Daniel Hale Williams Performed Nation's Second Open-Heart Surgery In Chicago 119 Years Ago (VIDEO)

Nation's Second Open-Heart Surgery Performed In Chicago 119 Years Ago

In 1893, exactly 119 years ago Monday, Chicago surgeon Daniel Hale Williams performed the second successful heart surgery in the United States. The surgery was part of a significant medical advancement and a huge step in the fight for equality, since Williams was one of the nation's few black cardiologists at the time.

Called "the father of black surgery," Williams' name is absent from many medical history books. Williams studied medicine at Northwestern University's Chicago-based medical school after apprenticing with Dr. Henry Palmer, becoming one of the first black physicians in the city when he earned his M.D. in 1883, BET Health News reports. In addition to his notable accomplishments as a surgeon, Williams is remembered for founding the Provident Hospital and Training School in 1891, inspired by the experience of a black woman who was denied from nursing schools because of her race.

On July 9, 1893, a man entered Provident Hospital with a stab wound dangerously close to his heart, according to NewsOne. Williams operated, repairing the heart's lining surgically, and the patient recovered fully within two months. (This successful operation was preceded in the U.S. only two years earlier by a similar repair to another pericardium by St.

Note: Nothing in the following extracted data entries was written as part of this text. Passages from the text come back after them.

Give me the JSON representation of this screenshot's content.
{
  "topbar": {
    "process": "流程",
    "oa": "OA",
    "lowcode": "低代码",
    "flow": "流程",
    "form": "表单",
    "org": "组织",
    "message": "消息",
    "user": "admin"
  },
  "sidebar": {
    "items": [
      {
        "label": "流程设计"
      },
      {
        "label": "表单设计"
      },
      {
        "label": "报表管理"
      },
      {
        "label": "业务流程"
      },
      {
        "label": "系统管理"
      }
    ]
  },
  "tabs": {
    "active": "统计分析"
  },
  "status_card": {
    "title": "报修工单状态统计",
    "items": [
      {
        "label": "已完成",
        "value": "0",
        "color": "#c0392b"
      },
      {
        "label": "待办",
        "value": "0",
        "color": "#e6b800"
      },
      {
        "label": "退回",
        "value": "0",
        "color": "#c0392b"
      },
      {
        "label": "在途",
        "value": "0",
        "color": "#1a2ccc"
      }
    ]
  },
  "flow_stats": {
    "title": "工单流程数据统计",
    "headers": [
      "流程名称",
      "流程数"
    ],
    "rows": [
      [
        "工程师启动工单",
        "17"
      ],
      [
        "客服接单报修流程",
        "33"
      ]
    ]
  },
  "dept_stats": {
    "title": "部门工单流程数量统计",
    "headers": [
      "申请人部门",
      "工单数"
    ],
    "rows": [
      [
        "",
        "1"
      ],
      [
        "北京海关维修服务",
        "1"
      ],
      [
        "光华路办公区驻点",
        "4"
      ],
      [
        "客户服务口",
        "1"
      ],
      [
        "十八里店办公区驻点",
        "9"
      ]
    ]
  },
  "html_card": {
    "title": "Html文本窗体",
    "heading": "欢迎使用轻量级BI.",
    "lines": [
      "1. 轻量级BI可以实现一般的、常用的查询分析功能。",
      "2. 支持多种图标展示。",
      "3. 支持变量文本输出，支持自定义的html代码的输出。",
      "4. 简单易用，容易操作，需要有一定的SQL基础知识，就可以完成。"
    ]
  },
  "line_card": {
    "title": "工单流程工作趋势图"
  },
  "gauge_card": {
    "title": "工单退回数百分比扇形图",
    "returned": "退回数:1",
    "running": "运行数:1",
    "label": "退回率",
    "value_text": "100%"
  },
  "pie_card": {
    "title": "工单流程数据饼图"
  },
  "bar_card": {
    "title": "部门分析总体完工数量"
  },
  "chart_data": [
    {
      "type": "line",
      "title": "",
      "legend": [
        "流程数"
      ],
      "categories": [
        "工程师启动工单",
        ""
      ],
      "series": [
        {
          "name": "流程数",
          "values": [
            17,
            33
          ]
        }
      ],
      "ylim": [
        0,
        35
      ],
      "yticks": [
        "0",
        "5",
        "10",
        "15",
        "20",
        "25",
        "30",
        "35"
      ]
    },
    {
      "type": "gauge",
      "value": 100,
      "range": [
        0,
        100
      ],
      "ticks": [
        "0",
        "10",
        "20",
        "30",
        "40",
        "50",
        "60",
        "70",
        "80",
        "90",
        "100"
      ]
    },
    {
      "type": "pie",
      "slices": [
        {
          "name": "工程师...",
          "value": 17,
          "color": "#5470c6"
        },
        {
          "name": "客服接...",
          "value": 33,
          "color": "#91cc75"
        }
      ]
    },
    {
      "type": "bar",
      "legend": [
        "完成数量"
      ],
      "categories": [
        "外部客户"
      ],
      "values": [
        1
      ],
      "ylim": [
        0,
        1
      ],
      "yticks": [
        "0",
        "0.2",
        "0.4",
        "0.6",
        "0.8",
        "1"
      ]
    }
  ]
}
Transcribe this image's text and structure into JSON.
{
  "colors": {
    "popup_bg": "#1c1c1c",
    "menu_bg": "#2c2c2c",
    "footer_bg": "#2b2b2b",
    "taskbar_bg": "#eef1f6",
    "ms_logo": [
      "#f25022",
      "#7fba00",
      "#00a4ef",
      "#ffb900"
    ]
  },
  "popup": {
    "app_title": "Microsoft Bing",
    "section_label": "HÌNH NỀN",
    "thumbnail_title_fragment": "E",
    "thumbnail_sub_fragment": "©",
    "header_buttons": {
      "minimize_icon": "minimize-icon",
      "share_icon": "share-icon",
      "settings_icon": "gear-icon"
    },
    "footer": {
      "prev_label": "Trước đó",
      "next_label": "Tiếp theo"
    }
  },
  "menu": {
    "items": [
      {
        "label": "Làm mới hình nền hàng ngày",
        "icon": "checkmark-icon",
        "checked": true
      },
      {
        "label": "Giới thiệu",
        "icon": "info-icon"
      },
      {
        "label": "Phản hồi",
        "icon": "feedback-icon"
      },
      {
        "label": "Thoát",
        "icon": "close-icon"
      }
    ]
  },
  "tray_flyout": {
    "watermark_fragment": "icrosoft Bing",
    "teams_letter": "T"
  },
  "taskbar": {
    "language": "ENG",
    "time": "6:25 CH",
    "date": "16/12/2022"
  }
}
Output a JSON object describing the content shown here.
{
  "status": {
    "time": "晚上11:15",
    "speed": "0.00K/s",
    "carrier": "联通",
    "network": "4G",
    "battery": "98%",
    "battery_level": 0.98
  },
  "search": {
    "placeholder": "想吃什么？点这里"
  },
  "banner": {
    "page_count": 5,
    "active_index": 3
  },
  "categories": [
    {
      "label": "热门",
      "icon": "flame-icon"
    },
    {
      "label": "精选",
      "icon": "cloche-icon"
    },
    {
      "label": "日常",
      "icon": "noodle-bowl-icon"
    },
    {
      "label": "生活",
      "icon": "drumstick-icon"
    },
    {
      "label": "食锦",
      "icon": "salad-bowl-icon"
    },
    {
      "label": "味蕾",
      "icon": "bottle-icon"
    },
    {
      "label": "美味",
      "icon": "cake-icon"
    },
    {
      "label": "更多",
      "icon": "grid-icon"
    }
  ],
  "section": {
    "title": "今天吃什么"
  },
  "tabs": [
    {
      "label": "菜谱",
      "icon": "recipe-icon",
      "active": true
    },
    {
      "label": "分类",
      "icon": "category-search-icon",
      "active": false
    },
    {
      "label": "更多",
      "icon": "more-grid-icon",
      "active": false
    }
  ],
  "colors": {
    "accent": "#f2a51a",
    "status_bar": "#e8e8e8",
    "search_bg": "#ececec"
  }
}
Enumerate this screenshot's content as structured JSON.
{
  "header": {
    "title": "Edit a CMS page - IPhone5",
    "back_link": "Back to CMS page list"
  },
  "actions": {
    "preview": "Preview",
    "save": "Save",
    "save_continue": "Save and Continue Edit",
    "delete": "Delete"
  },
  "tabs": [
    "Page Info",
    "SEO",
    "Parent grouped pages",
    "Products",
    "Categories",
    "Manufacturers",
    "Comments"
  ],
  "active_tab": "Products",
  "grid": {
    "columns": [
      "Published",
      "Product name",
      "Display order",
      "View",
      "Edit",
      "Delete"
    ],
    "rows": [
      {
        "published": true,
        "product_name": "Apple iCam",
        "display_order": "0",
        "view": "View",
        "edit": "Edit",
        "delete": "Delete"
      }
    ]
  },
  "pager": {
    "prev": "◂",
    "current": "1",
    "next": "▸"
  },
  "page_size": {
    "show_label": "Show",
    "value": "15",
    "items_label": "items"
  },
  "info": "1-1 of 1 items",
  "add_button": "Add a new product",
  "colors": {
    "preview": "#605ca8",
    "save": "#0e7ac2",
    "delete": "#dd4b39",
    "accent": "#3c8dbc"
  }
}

Louis surgeon Henry C. Dalton, according to The Evolution of Cardiac Surgery.)

Reopened in 1993 after a six-year closure brought on by financial difficulties, Provident Hospital of Cook County still operates, and holds the distinction of being the nation's first black-owned and -operated hospital in the country, according to the Provident Foundation, which focuses on preserving the institution's historical legacy.

This article has been updated to note that, according to several medical historians, Williams was not the first surgeon in the U.S. to repair a wound to the pericardium as previously reported.